On the red carpet, the producer of “Kung Fu Panda” had the cutest handbag ever. It was probably used to clobber Jack Black by the end of the night after he said that he puts the money he gets from Disney into buying Pixar shares. Fishtail dresses swam around all over the place. The flared skirts might be the reason why the ballroom looked distinctly cramped.
If you ignore his disastrous attempt at saluting the musicals with Beyonce and Zac Efron, Hugh Jackman wasn’t half bad and he didn’t even take off his shirt. Blame it on Baz Luhrmann, I say, since he directed the damn thing. Efron, by the way, definitely has a Mattel trademark sign embossed on his bottom. But never mind all that. Hugh Jackman gave the 81st Oscar ceremony of the coolest, sweetest and funniest starts ever when he performed this amazing ode to the Oscar’s top films, which felt like a Michel Gondry movie. Sadly, most of what followed was sleep-inducingly bland but for a few special, genius moments.
Ben Stiller’s imitation of Joaquin Phoenix was outstanding and should have got him at least a mini Oscar. Alicia Keys carefully enunciated “Rahman” with a nice Arabic roll of the ‘r’, making the dimunitive Tamil music director sound like a hulking Talib who hides out in Bora Bora. The on-line editor smartly managed to sneak in shots of Robert Pattinson at unexpected places, like when Mickey Rourke was being shown during the announcement of the Best Actor Nominations. Sean Penn, Kate Winslet and Penelope Cruz all gave cute little speeches and Penn, true to form, managed to include a little political shout-out even as he began with, “Oh, you commie, homo-loving sons of guns…“. Danny Boyle bounced like Tigger when he won Best Director and in his speech admitted he was an idiot for having forgotten to credit Longinus Fernandez for choreographing the dance that accompanies “Jai Ho” in “Slumdog Millionaire”. He also pointedly thanked “everyone who helped with the making of this film and everyone who didn’t.” We’ll never know whether he was snubbing all those who began the pre-Oscar “vilification” campaign (like the rumour that the child actors of “Slumdog Millionaire” hadn’t been paid) or the people who had been trenchant when the film was to release in India (Amitabh Bachchan for his blog; Irrfan Khan and Saurabh Shukla for apparently bargaining for more money when the time came to dub the film in Hindi and do PR for in India).
There were some changes in the Oscar rituals that were good moves. The idea of having a live performance during the “In Memoriam” section is a good one and Queen Latifah sang beautifully. Bringing out a panel of past acting award winners and getting them to introduce the nominees was sweet when people like Robert de Niro, Shirley Maclaine and Halle Berry did it.

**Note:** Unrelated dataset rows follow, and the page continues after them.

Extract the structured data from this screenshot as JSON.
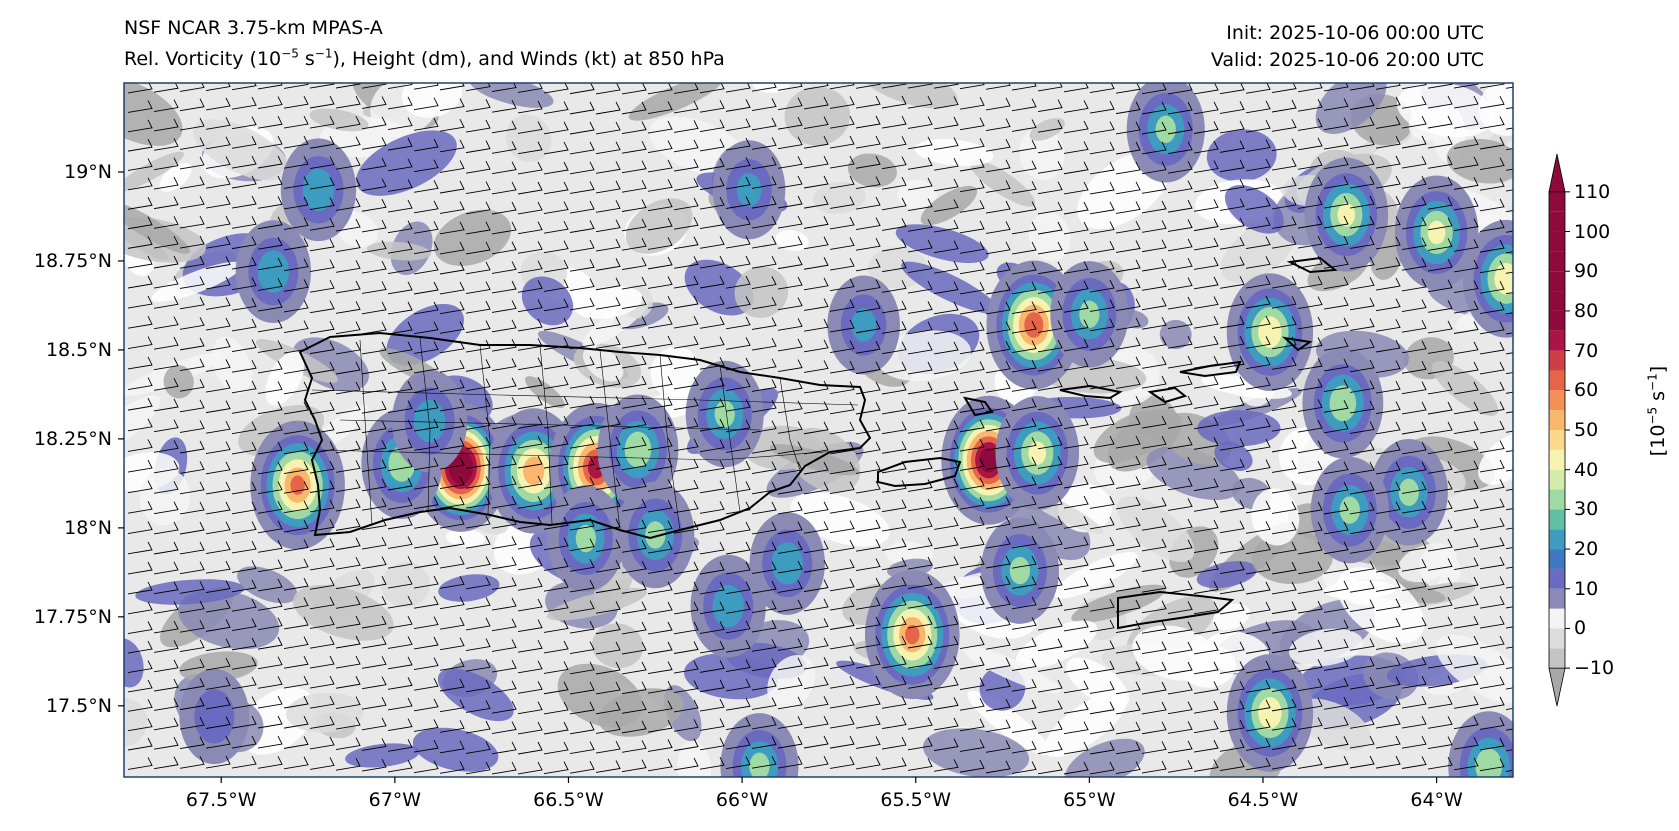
{
  "header": {
    "model": "NSF NCAR 3.75-km MPAS-A",
    "field_prefix": "Rel. Vorticity (10",
    "field_exp": "−5",
    "field_mid": " s",
    "field_exp2": "−1",
    "field_suffix": "), Height (dm), and Winds (kt) at 850 hPa",
    "init": "Init: 2025-10-06 00:00 UTC",
    "valid": "Valid: 2025-10-06 20:00 UTC"
  },
  "axes": {
    "lat_labels": [
      "19°N",
      "18.75°N",
      "18.5°N",
      "18.25°N",
      "18°N",
      "17.75°N",
      "17.5°N"
    ],
    "lon_labels": [
      "67.5°W",
      "67°W",
      "66.5°W",
      "66°W",
      "65.5°W",
      "65°W",
      "64.5°W",
      "64°W"
    ],
    "lat_values": [
      19.0,
      18.75,
      18.5,
      18.25,
      18.0,
      17.75,
      17.5
    ],
    "lon_values": [
      -67.5,
      -67.0,
      -66.5,
      -66.0,
      -65.5,
      -65.0,
      -64.5,
      -64.0
    ],
    "extent": {
      "lon_min": -67.78,
      "lon_max": -63.78,
      "lat_min": 17.3,
      "lat_max": 19.25
    }
  },
  "colorbar": {
    "ticks": [
      "110",
      "100",
      "90",
      "80",
      "70",
      "60",
      "50",
      "40",
      "30",
      "20",
      "10",
      "0",
      "−10"
    ],
    "tick_values": [
      110,
      100,
      90,
      80,
      70,
      60,
      50,
      40,
      30,
      20,
      10,
      0,
      -10
    ],
    "unit_prefix": "[10",
    "unit_exp": "−5",
    "unit_mid": " s",
    "unit_exp2": "−1",
    "unit_suffix": "]",
    "colors": [
      "#a8a8a8",
      "#c4c4c4",
      "#dcdcdc",
      "#f4f4f4",
      "#8a8ab4",
      "#6a6ac0",
      "#3f78c0",
      "#3d9cbf",
      "#62bfa6",
      "#9fd9a4",
      "#d4ecaa",
      "#f6f2b0",
      "#fcd98a",
      "#fbb66e",
      "#f58f58",
      "#e66448",
      "#cf3d45",
      "#ab1545",
      "#8e0a3c"
    ],
    "extend": "both"
  },
  "vorticity_blobs": [
    {
      "lon": -67.28,
      "lat": 18.12,
      "v": 60
    },
    {
      "lon": -67.22,
      "lat": 18.95,
      "v": 25
    },
    {
      "lon": -67.35,
      "lat": 18.72,
      "v": 25
    },
    {
      "lon": -66.81,
      "lat": 18.17,
      "v": 100
    },
    {
      "lon": -66.98,
      "lat": 18.18,
      "v": 35
    },
    {
      "lon": -66.6,
      "lat": 18.16,
      "v": 55
    },
    {
      "lon": -66.42,
      "lat": 18.17,
      "v": 75
    },
    {
      "lon": -66.3,
      "lat": 18.22,
      "v": 35
    },
    {
      "lon": -66.45,
      "lat": 17.97,
      "v": 30
    },
    {
      "lon": -66.25,
      "lat": 17.98,
      "v": 30
    },
    {
      "lon": -66.9,
      "lat": 18.3,
      "v": 25
    },
    {
      "lon": -66.05,
      "lat": 18.32,
      "v": 30
    },
    {
      "lon": -65.87,
      "lat": 17.9,
      "v": 25
    },
    {
      "lon": -65.51,
      "lat": 17.7,
      "v": 60
    },
    {
      "lon": -65.29,
      "lat": 18.19,
      "v": 90
    },
    {
      "lon": -65.16,
      "lat": 18.57,
      "v": 65
    },
    {
      "lon": -65.15,
      "lat": 18.21,
      "v": 40
    },
    {
      "lon": -65.2,
      "lat": 17.88,
      "v": 30
    },
    {
      "lon": -65.0,
      "lat": 18.6,
      "v": 30
    },
    {
      "lon": -64.48,
      "lat": 17.48,
      "v": 45
    },
    {
      "lon": -64.48,
      "lat": 18.55,
      "v": 45
    },
    {
      "lon": -64.27,
      "lat": 18.35,
      "v": 35
    },
    {
      "lon": -64.26,
      "lat": 18.88,
      "v": 40
    },
    {
      "lon": -64.0,
      "lat": 18.83,
      "v": 40
    },
    {
      "lon": -64.08,
      "lat": 18.1,
      "v": 30
    },
    {
      "lon": -64.25,
      "lat": 18.05,
      "v": 30
    },
    {
      "lon": -64.78,
      "lat": 19.12,
      "v": 30
    },
    {
      "lon": -63.8,
      "lat": 18.7,
      "v": 45
    },
    {
      "lon": -63.85,
      "lat": 17.33,
      "v": 35
    },
    {
      "lon": -65.95,
      "lat": 17.33,
      "v": 30
    },
    {
      "lon": -65.65,
      "lat": 18.57,
      "v": 20
    },
    {
      "lon": -65.98,
      "lat": 18.95,
      "v": 20
    },
    {
      "lon": -67.52,
      "lat": 17.47,
      "v": 15
    },
    {
      "lon": -66.04,
      "lat": 17.78,
      "v": 25
    }
  ],
  "wind": {
    "speed_kt": 20,
    "direction_from_deg": 95
  }
}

Not so when Sophia Loren or Anthony Hopkins attempted the same. What’s truly tragic is that when they were bad, they weren’t memorable, just cringe-inducing. Full marks to Meryl Streep for not pulling out a crucifix and garlic when Loren bit out the nomination.
I’m going to remember these Oscars entirely for Hugh Jackman’s opening act and because during the montage for the Best Actor award, I glimpsed one of my favourite Oscar moments – Dustin Hoffman looking perplexedly at his Oscar (1980, for “Kramer vs. Kramer”) and saying, “He has no genitalia and he’s holding a sword.”